Approximating spaces of Nagata dimension zero by weighted trees

TL;DR

This paper demonstrates that metric spaces with Nagata dimension zero can be densely approximated by weighted trees, providing new insights into their structure and embedding properties, with implications for Lipschitz extensions and hyperbolic spaces.

Contribution

It establishes that Nagata dimension zero spaces are densely approximable by weighted trees, extending previous results and applying to hyperbolic spaces.

Findings

Dense subsets are bilipschitz equivalent to weighted trees

Best possible factor of 8 for ultrametric spaces

Quantitative metric embedding and Lipschitz extension results

Abstract

We prove that if a metric space $X$ has Nagata dimension zero with constant $c$, then there exists a dense subset of $X$ that is $8c$-bilipschitz equivalent to a weighted tree.

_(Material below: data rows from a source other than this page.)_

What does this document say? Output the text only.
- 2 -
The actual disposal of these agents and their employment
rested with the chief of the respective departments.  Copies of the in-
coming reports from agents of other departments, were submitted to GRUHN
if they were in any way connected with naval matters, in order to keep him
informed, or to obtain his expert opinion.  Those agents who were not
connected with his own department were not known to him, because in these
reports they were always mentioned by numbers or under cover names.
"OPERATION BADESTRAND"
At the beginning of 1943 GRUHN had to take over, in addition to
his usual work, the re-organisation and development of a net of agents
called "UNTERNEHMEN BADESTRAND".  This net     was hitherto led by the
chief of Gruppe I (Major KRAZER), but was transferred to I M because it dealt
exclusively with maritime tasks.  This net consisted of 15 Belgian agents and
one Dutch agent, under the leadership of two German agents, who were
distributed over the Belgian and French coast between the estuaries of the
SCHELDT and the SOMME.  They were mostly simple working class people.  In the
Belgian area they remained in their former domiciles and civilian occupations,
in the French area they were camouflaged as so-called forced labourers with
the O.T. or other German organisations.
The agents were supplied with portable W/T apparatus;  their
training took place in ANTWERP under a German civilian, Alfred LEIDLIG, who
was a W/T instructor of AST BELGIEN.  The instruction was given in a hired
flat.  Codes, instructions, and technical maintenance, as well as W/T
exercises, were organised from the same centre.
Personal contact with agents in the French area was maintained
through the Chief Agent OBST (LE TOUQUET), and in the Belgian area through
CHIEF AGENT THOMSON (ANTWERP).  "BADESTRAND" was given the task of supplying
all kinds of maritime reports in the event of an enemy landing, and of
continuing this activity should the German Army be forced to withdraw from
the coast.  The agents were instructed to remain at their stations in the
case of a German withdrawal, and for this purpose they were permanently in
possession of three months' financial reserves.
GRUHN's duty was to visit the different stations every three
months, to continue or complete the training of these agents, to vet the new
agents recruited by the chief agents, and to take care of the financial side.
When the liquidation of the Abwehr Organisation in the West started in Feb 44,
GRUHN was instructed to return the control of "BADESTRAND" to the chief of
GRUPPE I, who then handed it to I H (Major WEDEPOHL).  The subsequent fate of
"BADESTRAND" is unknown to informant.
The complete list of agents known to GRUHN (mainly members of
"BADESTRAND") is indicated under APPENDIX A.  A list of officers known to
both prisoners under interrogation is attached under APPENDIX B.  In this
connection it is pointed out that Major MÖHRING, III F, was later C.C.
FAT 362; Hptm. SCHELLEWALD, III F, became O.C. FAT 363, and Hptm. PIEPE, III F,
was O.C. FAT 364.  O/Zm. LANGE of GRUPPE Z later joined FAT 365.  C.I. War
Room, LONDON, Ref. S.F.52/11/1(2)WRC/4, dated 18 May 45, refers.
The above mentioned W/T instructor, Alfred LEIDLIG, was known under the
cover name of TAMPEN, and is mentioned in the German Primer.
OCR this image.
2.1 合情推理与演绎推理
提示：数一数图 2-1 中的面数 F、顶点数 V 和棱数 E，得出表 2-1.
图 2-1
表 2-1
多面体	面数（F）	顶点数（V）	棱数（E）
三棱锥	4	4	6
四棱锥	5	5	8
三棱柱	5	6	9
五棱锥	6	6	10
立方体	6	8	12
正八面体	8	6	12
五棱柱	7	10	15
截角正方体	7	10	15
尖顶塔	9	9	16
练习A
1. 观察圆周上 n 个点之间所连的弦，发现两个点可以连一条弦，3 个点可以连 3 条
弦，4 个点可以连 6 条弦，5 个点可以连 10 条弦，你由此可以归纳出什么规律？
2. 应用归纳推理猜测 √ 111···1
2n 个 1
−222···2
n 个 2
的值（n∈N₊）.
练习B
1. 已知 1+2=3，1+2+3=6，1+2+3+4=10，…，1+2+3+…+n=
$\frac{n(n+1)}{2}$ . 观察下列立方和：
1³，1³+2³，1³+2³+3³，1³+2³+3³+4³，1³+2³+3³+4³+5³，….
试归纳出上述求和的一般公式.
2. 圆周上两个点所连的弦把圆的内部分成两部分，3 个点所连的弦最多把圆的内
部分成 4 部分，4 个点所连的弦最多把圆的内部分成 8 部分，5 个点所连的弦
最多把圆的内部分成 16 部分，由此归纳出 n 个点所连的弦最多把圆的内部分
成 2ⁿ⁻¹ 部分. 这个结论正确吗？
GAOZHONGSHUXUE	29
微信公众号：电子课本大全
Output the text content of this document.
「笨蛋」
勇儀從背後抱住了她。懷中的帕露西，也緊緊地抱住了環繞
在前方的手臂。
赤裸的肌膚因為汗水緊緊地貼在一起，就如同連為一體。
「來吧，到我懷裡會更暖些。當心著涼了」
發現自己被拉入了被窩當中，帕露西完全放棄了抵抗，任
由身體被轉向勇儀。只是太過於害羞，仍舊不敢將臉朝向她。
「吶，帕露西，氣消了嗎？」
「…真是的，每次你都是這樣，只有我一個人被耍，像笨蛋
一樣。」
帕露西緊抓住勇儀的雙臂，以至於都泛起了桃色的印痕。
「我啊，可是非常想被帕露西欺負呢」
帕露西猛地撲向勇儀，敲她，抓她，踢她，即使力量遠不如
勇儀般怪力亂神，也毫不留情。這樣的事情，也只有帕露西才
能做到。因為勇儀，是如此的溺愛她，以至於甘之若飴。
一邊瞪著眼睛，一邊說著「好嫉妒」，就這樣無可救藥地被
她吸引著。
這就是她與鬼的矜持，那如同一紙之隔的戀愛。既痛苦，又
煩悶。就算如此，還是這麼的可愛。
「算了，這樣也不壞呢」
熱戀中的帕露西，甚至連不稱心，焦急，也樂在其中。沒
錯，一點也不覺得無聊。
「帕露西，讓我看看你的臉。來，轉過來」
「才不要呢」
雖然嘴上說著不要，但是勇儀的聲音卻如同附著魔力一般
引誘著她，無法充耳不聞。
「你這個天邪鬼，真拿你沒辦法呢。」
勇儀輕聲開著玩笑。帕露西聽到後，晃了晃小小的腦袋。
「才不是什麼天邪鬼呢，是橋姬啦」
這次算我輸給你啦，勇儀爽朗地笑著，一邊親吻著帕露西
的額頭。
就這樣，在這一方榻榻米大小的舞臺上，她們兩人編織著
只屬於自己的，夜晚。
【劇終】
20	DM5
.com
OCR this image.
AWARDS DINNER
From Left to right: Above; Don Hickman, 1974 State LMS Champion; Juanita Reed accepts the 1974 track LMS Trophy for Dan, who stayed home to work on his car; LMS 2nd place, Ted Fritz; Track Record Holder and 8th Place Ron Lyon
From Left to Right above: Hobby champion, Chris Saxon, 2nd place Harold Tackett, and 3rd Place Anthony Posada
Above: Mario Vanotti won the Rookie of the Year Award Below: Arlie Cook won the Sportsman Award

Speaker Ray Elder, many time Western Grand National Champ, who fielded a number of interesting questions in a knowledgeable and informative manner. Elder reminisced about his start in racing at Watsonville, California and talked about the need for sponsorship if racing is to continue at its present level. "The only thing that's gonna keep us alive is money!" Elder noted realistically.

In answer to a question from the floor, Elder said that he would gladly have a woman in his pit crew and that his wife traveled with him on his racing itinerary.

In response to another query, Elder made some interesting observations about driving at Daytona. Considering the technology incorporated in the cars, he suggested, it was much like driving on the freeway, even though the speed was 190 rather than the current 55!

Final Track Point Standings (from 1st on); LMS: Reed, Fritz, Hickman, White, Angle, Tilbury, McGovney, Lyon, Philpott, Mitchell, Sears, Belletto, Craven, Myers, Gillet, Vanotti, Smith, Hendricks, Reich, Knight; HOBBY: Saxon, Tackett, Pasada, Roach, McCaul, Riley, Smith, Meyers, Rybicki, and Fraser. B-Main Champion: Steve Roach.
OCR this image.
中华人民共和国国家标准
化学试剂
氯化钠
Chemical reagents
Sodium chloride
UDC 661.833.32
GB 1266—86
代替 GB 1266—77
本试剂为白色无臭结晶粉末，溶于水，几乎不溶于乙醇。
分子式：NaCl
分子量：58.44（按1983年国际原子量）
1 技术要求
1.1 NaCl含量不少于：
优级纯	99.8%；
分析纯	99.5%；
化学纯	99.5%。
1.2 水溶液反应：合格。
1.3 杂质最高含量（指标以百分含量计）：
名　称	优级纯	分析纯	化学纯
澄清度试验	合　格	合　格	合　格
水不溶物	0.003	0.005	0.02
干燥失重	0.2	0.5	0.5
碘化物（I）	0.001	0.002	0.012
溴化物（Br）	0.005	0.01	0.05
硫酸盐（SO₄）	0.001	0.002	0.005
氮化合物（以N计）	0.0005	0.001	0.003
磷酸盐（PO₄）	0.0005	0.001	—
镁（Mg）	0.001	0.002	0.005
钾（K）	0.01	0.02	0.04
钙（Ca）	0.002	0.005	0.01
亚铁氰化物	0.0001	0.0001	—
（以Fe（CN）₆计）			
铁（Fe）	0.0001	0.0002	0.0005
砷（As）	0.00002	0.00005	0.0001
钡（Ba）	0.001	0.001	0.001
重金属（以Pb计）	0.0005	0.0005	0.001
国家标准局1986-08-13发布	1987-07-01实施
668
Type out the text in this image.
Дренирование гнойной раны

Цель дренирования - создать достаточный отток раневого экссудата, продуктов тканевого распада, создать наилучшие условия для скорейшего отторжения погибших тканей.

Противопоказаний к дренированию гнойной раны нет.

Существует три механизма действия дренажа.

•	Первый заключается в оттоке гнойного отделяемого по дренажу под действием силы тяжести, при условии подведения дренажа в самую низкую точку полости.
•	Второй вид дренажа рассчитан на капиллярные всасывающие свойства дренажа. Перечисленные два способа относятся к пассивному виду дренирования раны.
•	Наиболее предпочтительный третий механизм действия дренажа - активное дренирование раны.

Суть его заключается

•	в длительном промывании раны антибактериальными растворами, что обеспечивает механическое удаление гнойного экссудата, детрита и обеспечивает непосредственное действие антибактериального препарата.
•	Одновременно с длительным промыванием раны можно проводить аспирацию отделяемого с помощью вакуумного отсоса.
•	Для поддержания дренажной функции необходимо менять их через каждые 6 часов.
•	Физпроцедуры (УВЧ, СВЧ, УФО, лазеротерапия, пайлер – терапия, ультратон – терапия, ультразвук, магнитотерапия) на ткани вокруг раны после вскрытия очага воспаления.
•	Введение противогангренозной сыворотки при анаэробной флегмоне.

The factor $8$ is the best possible if $c=1$, that is, if $X$ is an ultrametric space. This yields a new proof of a result of Chan, Xia, Konjevod and Richa. Moreover, as an application, we also obtain quantitative versions of certain metric embedding and Lipschitz extension results of Lang and Schlichenmaier. Finally, we prove a variant of our main theorem for $0$-hyperbolic proper metric spaces. This generalizes a result of Gupta.